Why not use hard coded arrays cause you seem to have exported values in a graph app ?
for instance: float f[] = {y1, y2, y3, ... };
Then you could retrieve the value doing linear/bilinear interpolation between the y values (a class could handle these features).
The accuracy would be much better as the resulting value will rely on real data instead of math formula.
oligo
I am trying to avoid that as much as much as possible. A cure is much more naturalistic then a plot, and over time plots become extremely evident.
One of the things I have be playing around with is taking multiple formulas and combining them in to a single one. The original graph was really 2 graphs using distance to find the location. The new graphs are all percentages or probability.
For the moons it turns out (if you looked as the second graph) that there is a consistent void region that exist from the moons that are grade vs. retro. On the part that is close to the planet, all the moons follow the rotation, away from the planet, it is the exact opposite. The reason for this is incredibly oblivious once you think about it. Most if not all moons are captured bodies. The moons that are the farthest away are captured Trojan asteroids. Well it turn out that the closer the moon gets, (and for larger planets it will happen) there is additional drag on the moon that is going retro to the rotation. This basically means the those moons have to maintain a minimum distance before the moon gets too close and the drag, make the moon plummet into the planet. For the closer moons, it turns out that because there is less drag, they can cope much better closer into the planet. Then this leave the question why are there not more moons at grade then retro on the outside of that gap. This turns out to be simple as well. The Trojan’s that orbit at the L4 and L5 points are rotation around those points at grade, but just like two wheels when the other takes hold (via gravity in this case) the new path is exactly opposite of the first.
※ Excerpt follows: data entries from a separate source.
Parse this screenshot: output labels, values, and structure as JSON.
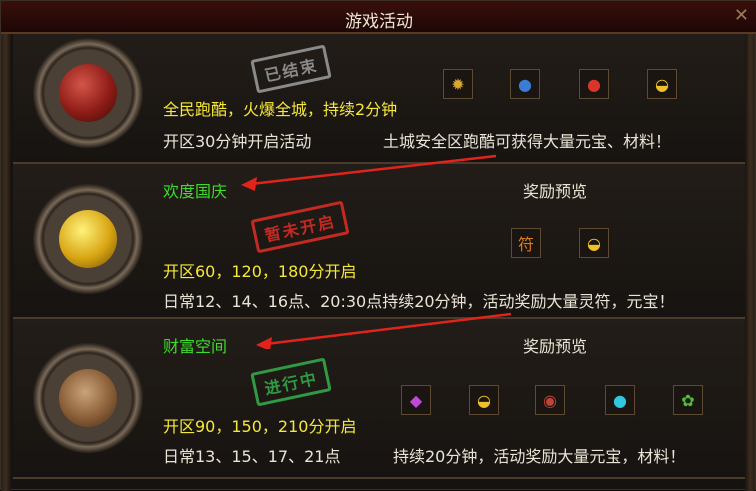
{
  "window": {
    "title": "游戏活动"
  },
  "activities": [
    {
      "name": "全民跑酷，火爆全城，持续2分钟",
      "stamp": "已结束",
      "schedule": "开区30分钟开启活动",
      "description": "土城安全区跑酷可获得大量元宝、材料！",
      "rewards": [
        "medal-icon",
        "blue-orb-icon",
        "red-orb-icon",
        "gold-ingot-icon"
      ]
    },
    {
      "name": "欢度国庆",
      "stamp": "暂未开启",
      "reward_label": "奖励预览",
      "schedule": "开区60，120，180分开启",
      "description": "日常12、14、16点、20:30点持续20分钟，活动奖励大量灵符，元宝！",
      "rewards": [
        "talisman-icon",
        "gold-ingot-icon"
      ]
    },
    {
      "name": "财富空间",
      "stamp": "进行中",
      "reward_label": "奖励预览",
      "schedule": "开区90，150，210分开启",
      "schedule2": "日常13、15、17、21点",
      "description": "持续20分钟，活动奖励大量元宝，材料！",
      "rewards": [
        "purple-gem-icon",
        "gold-ingot-icon",
        "red-stone-icon",
        "cyan-orb-icon",
        "green-herb-icon"
      ]
    }
  ],
  "colors": {
    "title_bar": "#3a0f0b",
    "name_yellow": "#f5e83a",
    "name_green": "#3ddc2b",
    "arrow": "#e0241c"
  }
}
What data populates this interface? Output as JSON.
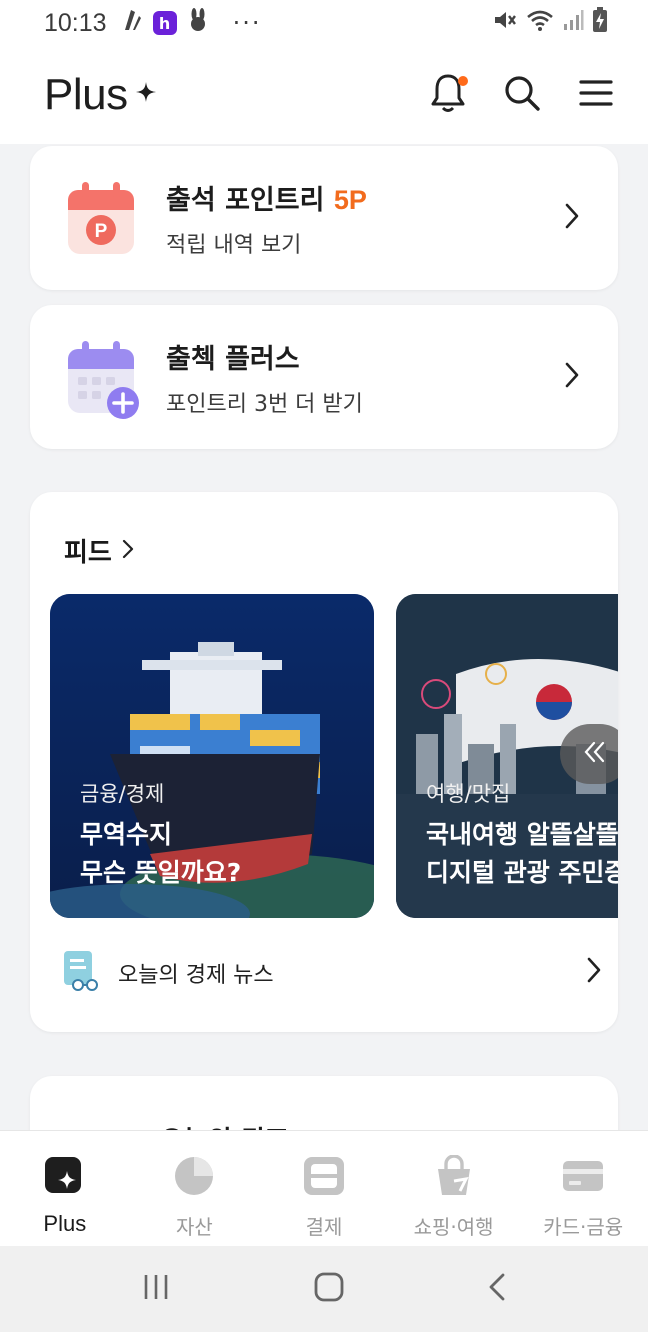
{
  "status": {
    "time": "10:13",
    "icons": [
      "gesture-icon",
      "h-app-icon",
      "bunny-icon",
      "more-notif-icon"
    ],
    "right_icons": [
      "mute-icon",
      "wifi-icon",
      "signal-icon",
      "battery-charging-icon"
    ],
    "more": "···"
  },
  "header": {
    "brand": "Plus",
    "icons": [
      "bell-icon",
      "search-icon",
      "menu-icon"
    ],
    "colors": {
      "notification_dot": "#ff6a1a"
    }
  },
  "attendance": {
    "title": "출석 포인트리 ",
    "points": "5P",
    "subtitle": "적립 내역 보기",
    "icon": "calendar-p-icon"
  },
  "check_plus": {
    "title": "출첵 플러스",
    "subtitle": "포인트리 3번 더 받기",
    "icon": "calendar-plus-icon"
  },
  "feed": {
    "title": "피드",
    "tiles": [
      {
        "category": "금융/경제",
        "headline": "무역수지\n무슨 뜻일까요?",
        "image": "cargo-ship-illustration"
      },
      {
        "category": "여행/맛집",
        "headline": "국내여행 알뜰살뜰\n디지털 관광 주민증",
        "image": "korea-skyline-illustration"
      }
    ],
    "news_label": "오늘의 경제 뉴스"
  },
  "next_card_partial": "오늘의 퀴즈",
  "nav": {
    "tabs": [
      {
        "label": "Plus",
        "icon": "plus-sparkle-icon",
        "active": true
      },
      {
        "label": "자산",
        "icon": "pie-chart-icon",
        "active": false
      },
      {
        "label": "결제",
        "icon": "scan-pay-icon",
        "active": false
      },
      {
        "label": "쇼핑·여행",
        "icon": "shopping-travel-icon",
        "active": false
      },
      {
        "label": "카드·금융",
        "icon": "card-icon",
        "active": false
      }
    ]
  },
  "sysnav": {
    "icons": [
      "recents-icon",
      "home-icon",
      "back-icon"
    ]
  },
  "colors": {
    "accent_orange": "#f26b1d",
    "calendar_red": "#f4736a",
    "calendar_purple": "#8f7cf0",
    "inactive": "#b9b9b9"
  }
}
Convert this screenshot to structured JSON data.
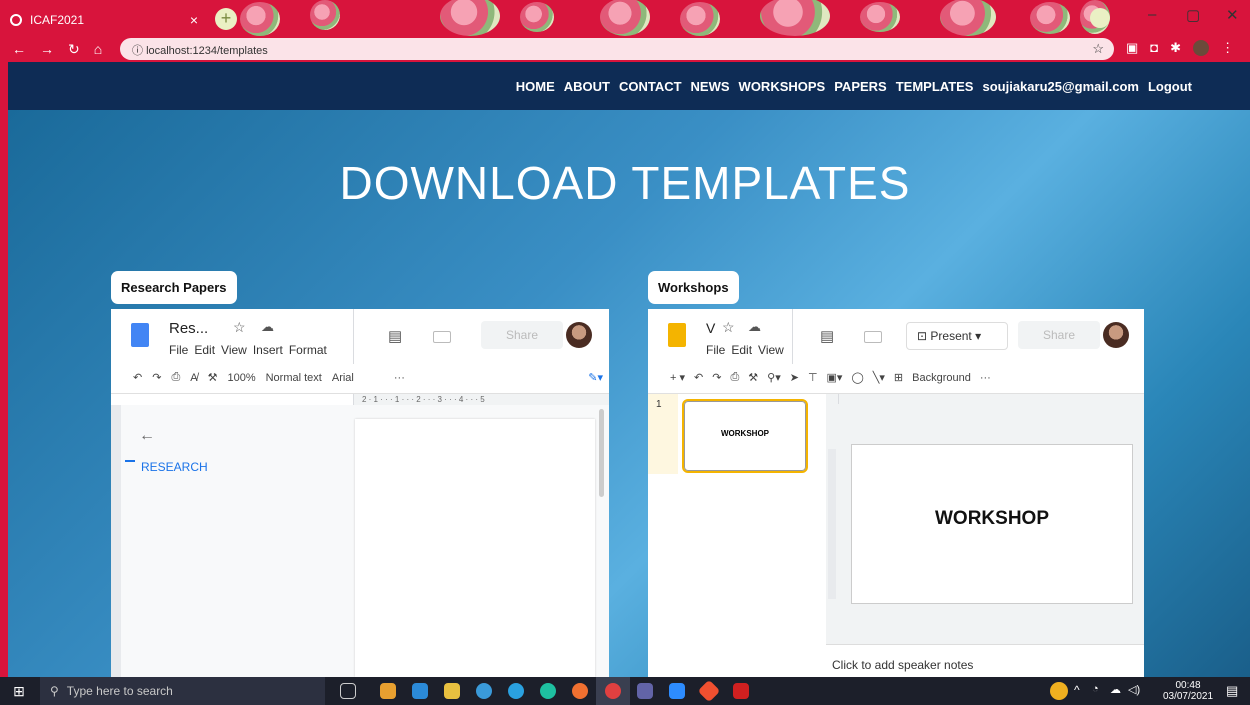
{
  "browser": {
    "tab_title": "ICAF2021",
    "tab_close": "×",
    "new_tab": "+",
    "url": "localhost:1234/templates",
    "win_minimize": "–",
    "win_maximize": "▢",
    "win_close": "✕"
  },
  "nav": {
    "items": [
      "HOME",
      "ABOUT",
      "CONTACT",
      "NEWS",
      "WORKSHOPS",
      "PAPERS",
      "TEMPLATES",
      "soujiakaru25@gmail.com",
      "Logout"
    ]
  },
  "page": {
    "heading": "DOWNLOAD TEMPLATES"
  },
  "research": {
    "label": "Research Papers",
    "doc_title": "Res...",
    "menus": [
      "File",
      "Edit",
      "View",
      "Insert",
      "Format"
    ],
    "share": "Share",
    "zoom": "100%",
    "style": "Normal text",
    "font": "Arial",
    "more": "···",
    "outline_back": "←",
    "outline_item": "RESEARCH",
    "ruler": "2 · 1 · · · 1 · · · 2 · · · 3 · · · 4 · · · 5"
  },
  "workshops": {
    "label": "Workshops",
    "doc_title": "V",
    "menus": [
      "File",
      "Edit",
      "View"
    ],
    "present": "Present",
    "share": "Share",
    "background": "Background",
    "more": "···",
    "slide_num": "1",
    "thumb_text": "WORKSHOP",
    "slide_text": "WORKSHOP",
    "speaker_notes": "Click to add speaker notes"
  },
  "taskbar": {
    "search_placeholder": "Type here to search",
    "time": "00:48",
    "date": "03/07/2021"
  },
  "colors": {
    "brand_red": "#d8143c",
    "nav_navy": "#0e2c55",
    "docs_blue": "#4285f4",
    "slides_yellow": "#f4b400"
  }
}
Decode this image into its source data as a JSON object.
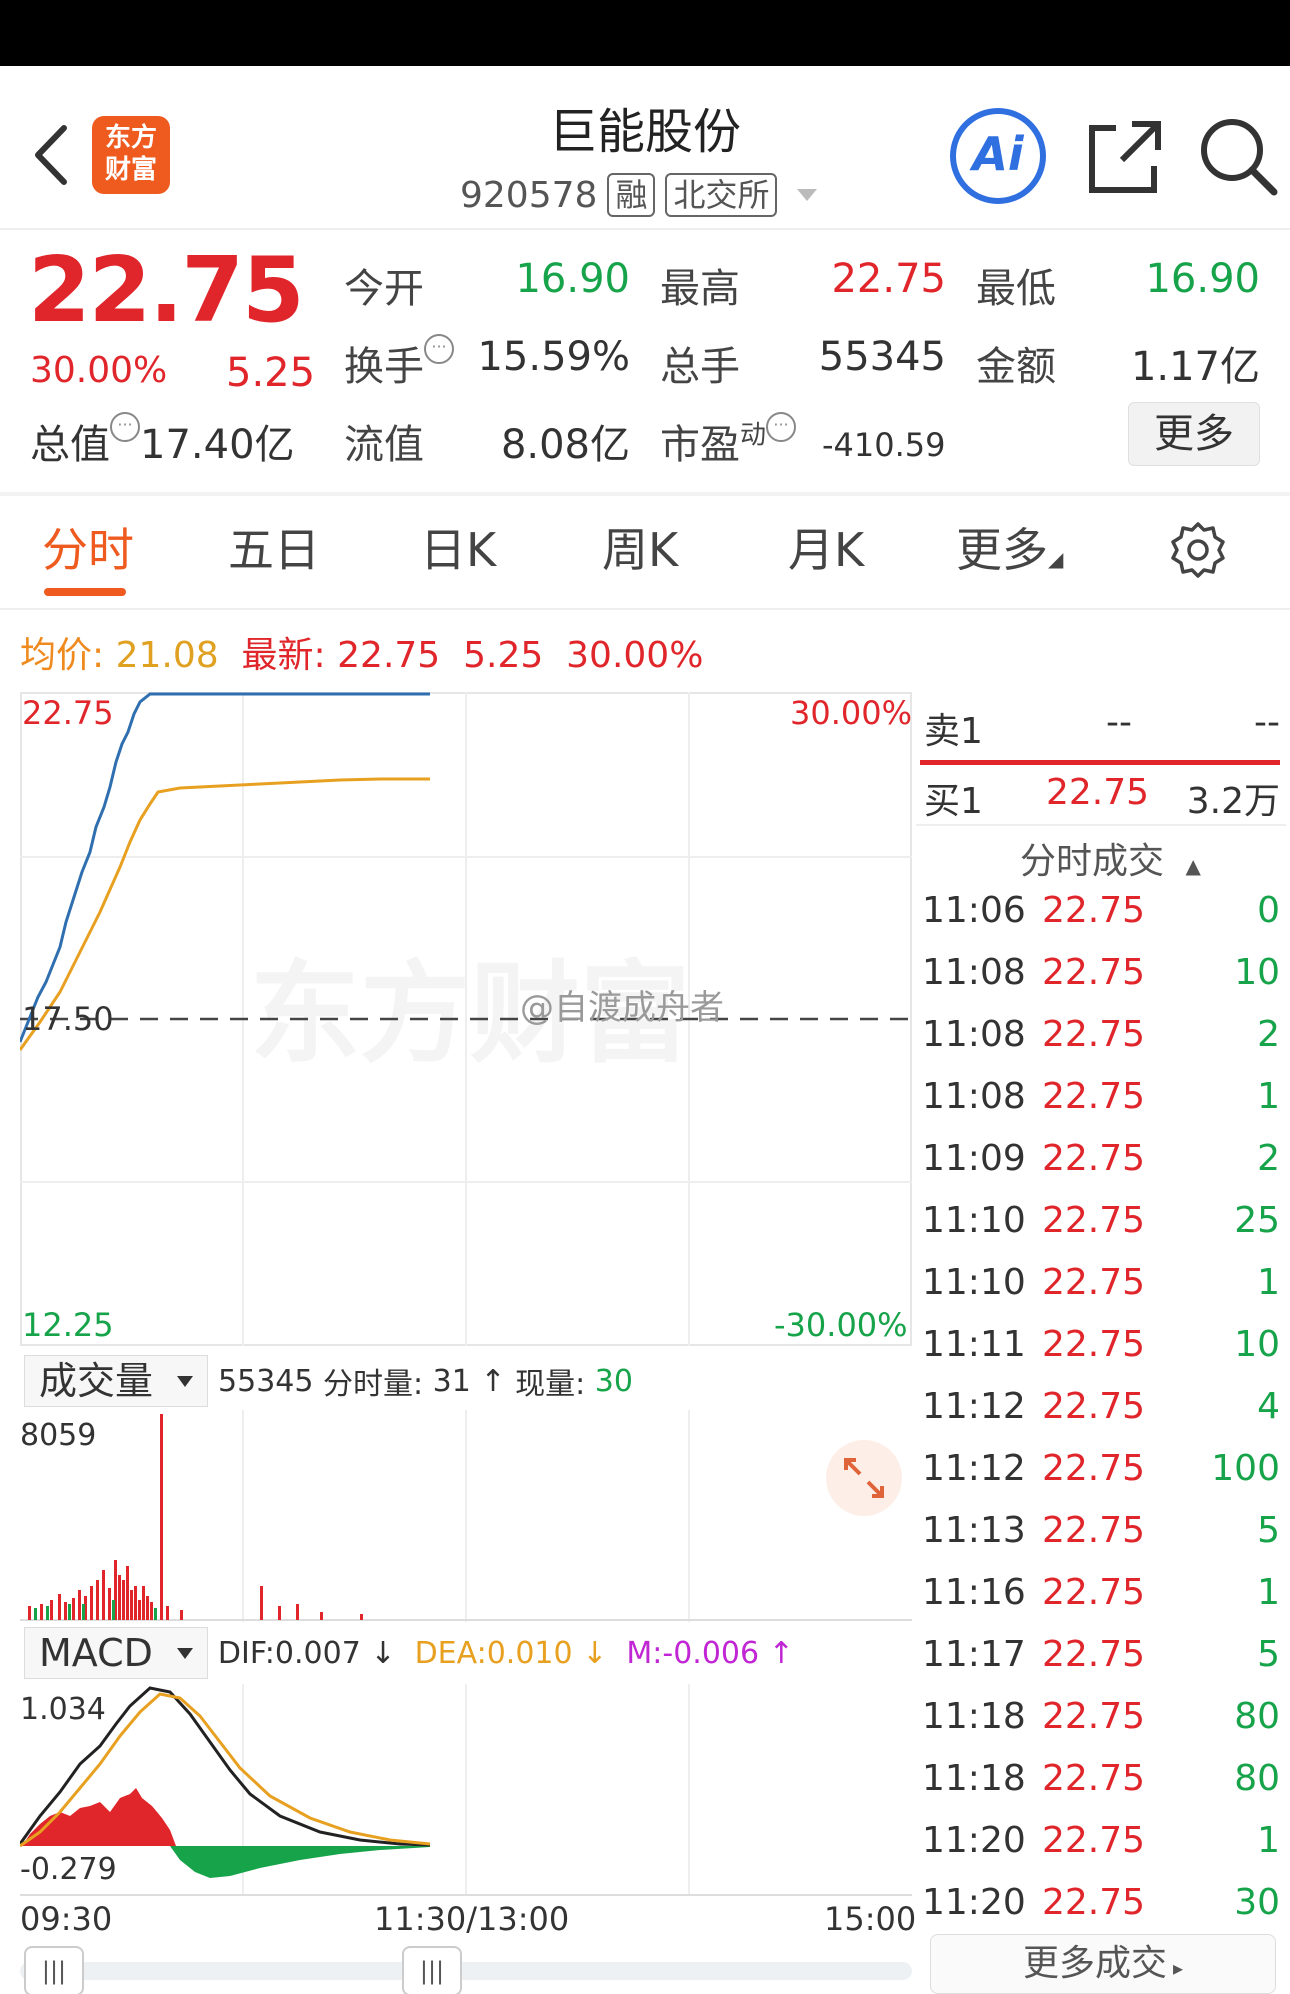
{
  "header": {
    "logo_line1": "东方",
    "logo_line2": "财富",
    "stock_name": "巨能股份",
    "stock_code": "920578",
    "tag_margin": "融",
    "tag_exchange": "北交所",
    "ai_label": "Ai"
  },
  "quote": {
    "price": "22.75",
    "change_pct": "30.00%",
    "change": "5.25",
    "total_mv_label": "总值",
    "total_mv": "17.40亿",
    "open_label": "今开",
    "open": "16.90",
    "high_label": "最高",
    "high": "22.75",
    "low_label": "最低",
    "low": "16.90",
    "turnover_label": "换手",
    "turnover": "15.59%",
    "volume_label": "总手",
    "volume": "55345",
    "amount_label": "金额",
    "amount": "1.17亿",
    "float_mv_label": "流值",
    "float_mv": "8.08亿",
    "pe_label": "市盈",
    "pe_sup": "动",
    "pe": "-410.59",
    "more_label": "更多"
  },
  "tabs": [
    "分时",
    "五日",
    "日K",
    "周K",
    "月K",
    "更多"
  ],
  "info": {
    "avg_label": "均价:",
    "avg": "21.08",
    "latest_label": "最新:",
    "latest": "22.75",
    "change": "5.25",
    "pct": "30.00%"
  },
  "chart": {
    "y_top": "22.75",
    "y_mid": "17.50",
    "y_bottom": "12.25",
    "pct_top": "30.00%",
    "pct_bottom": "-30.00%",
    "x_start": "09:30",
    "x_mid": "11:30/13:00",
    "x_end": "15:00",
    "watermark": "@自渡成舟者",
    "bg_watermark": "东方财富"
  },
  "volume_panel": {
    "selector": "成交量",
    "total": "55345",
    "period_label": "分时量:",
    "period_val": "31",
    "current_label": "现量:",
    "current_val": "30",
    "y_max": "8059"
  },
  "macd_panel": {
    "selector": "MACD",
    "dif": "DIF:0.007",
    "dea": "DEA:0.010",
    "m": "M:-0.006",
    "y_max": "1.034",
    "y_min": "-0.279"
  },
  "orderbook": {
    "sell1_label": "卖1",
    "sell1_price": "--",
    "sell1_vol": "--",
    "buy1_label": "买1",
    "buy1_price": "22.75",
    "buy1_vol": "3.2万",
    "trades_title": "分时成交",
    "more_trades": "更多成交"
  },
  "trades": [
    {
      "time": "11:06",
      "price": "22.75",
      "vol": "0"
    },
    {
      "time": "11:08",
      "price": "22.75",
      "vol": "10"
    },
    {
      "time": "11:08",
      "price": "22.75",
      "vol": "2"
    },
    {
      "time": "11:08",
      "price": "22.75",
      "vol": "1"
    },
    {
      "time": "11:09",
      "price": "22.75",
      "vol": "2"
    },
    {
      "time": "11:10",
      "price": "22.75",
      "vol": "25"
    },
    {
      "time": "11:10",
      "price": "22.75",
      "vol": "1"
    },
    {
      "time": "11:11",
      "price": "22.75",
      "vol": "10"
    },
    {
      "time": "11:12",
      "price": "22.75",
      "vol": "4"
    },
    {
      "time": "11:12",
      "price": "22.75",
      "vol": "100"
    },
    {
      "time": "11:13",
      "price": "22.75",
      "vol": "5"
    },
    {
      "time": "11:16",
      "price": "22.75",
      "vol": "1"
    },
    {
      "time": "11:17",
      "price": "22.75",
      "vol": "5"
    },
    {
      "time": "11:18",
      "price": "22.75",
      "vol": "80"
    },
    {
      "time": "11:18",
      "price": "22.75",
      "vol": "80"
    },
    {
      "time": "11:20",
      "price": "22.75",
      "vol": "1"
    },
    {
      "time": "11:20",
      "price": "22.75",
      "vol": "30"
    }
  ],
  "colors": {
    "up": "#e0262b",
    "down": "#16a34a",
    "accent": "#ef5a1f",
    "price_line": "#2f6fb0",
    "avg_line": "#e8a020"
  }
}
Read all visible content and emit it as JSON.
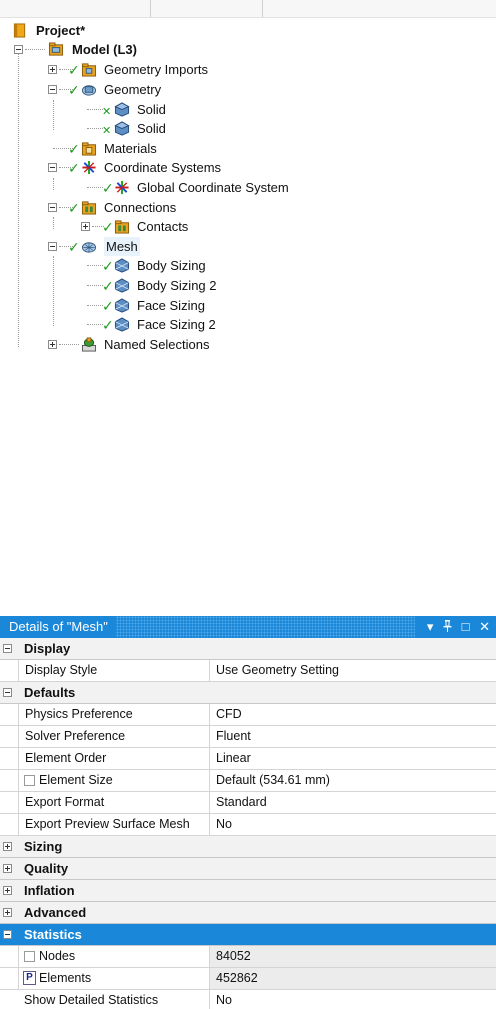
{
  "tree": {
    "project_label": "Project*",
    "model_label": "Model (L3)",
    "items": [
      {
        "label": "Geometry Imports"
      },
      {
        "label": "Geometry"
      },
      {
        "label": "Solid"
      },
      {
        "label": "Solid"
      },
      {
        "label": "Materials"
      },
      {
        "label": "Coordinate Systems"
      },
      {
        "label": "Global Coordinate System"
      },
      {
        "label": "Connections"
      },
      {
        "label": "Contacts"
      },
      {
        "label": "Mesh"
      },
      {
        "label": "Body Sizing"
      },
      {
        "label": "Body Sizing 2"
      },
      {
        "label": "Face Sizing"
      },
      {
        "label": "Face Sizing 2"
      },
      {
        "label": "Named Selections"
      }
    ]
  },
  "details": {
    "title": "Details of \"Mesh\"",
    "buttons": {
      "pin": "▾",
      "autohide": "ᐁ",
      "restore": "□",
      "close": "✕"
    },
    "groups": {
      "display": "Display",
      "defaults": "Defaults",
      "sizing": "Sizing",
      "quality": "Quality",
      "inflation": "Inflation",
      "advanced": "Advanced",
      "statistics": "Statistics"
    },
    "rows": {
      "display_style": {
        "key": "Display Style",
        "value": "Use Geometry Setting"
      },
      "physics_preference": {
        "key": "Physics Preference",
        "value": "CFD"
      },
      "solver_preference": {
        "key": "Solver Preference",
        "value": "Fluent"
      },
      "element_order": {
        "key": "Element Order",
        "value": "Linear"
      },
      "element_size": {
        "key": "Element Size",
        "value": "Default (534.61 mm)"
      },
      "export_format": {
        "key": "Export Format",
        "value": "Standard"
      },
      "export_preview": {
        "key": "Export Preview Surface Mesh",
        "value": "No"
      },
      "nodes": {
        "key": "Nodes",
        "value": "84052"
      },
      "elements": {
        "key": "Elements",
        "value": "452862",
        "param": "P"
      },
      "show_detailed": {
        "key": "Show Detailed Statistics",
        "value": "No"
      }
    }
  },
  "colors": {
    "accent": "#1b87d8",
    "check": "#1d9a1d",
    "folder": "#e8a322"
  }
}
So the reason ends up being that 90+% off all the moons are going to start off in the opposite direction. Finally what does this mean in the end? Simple there are 3 curves. One for the grade. Starting off with a high probability close to the planet, the second one, is retro which has a high probability toward the outside and nil close to the plant. And finally the void gap which is the more of less the probability of finding anything there at all.
Hope that all made sence.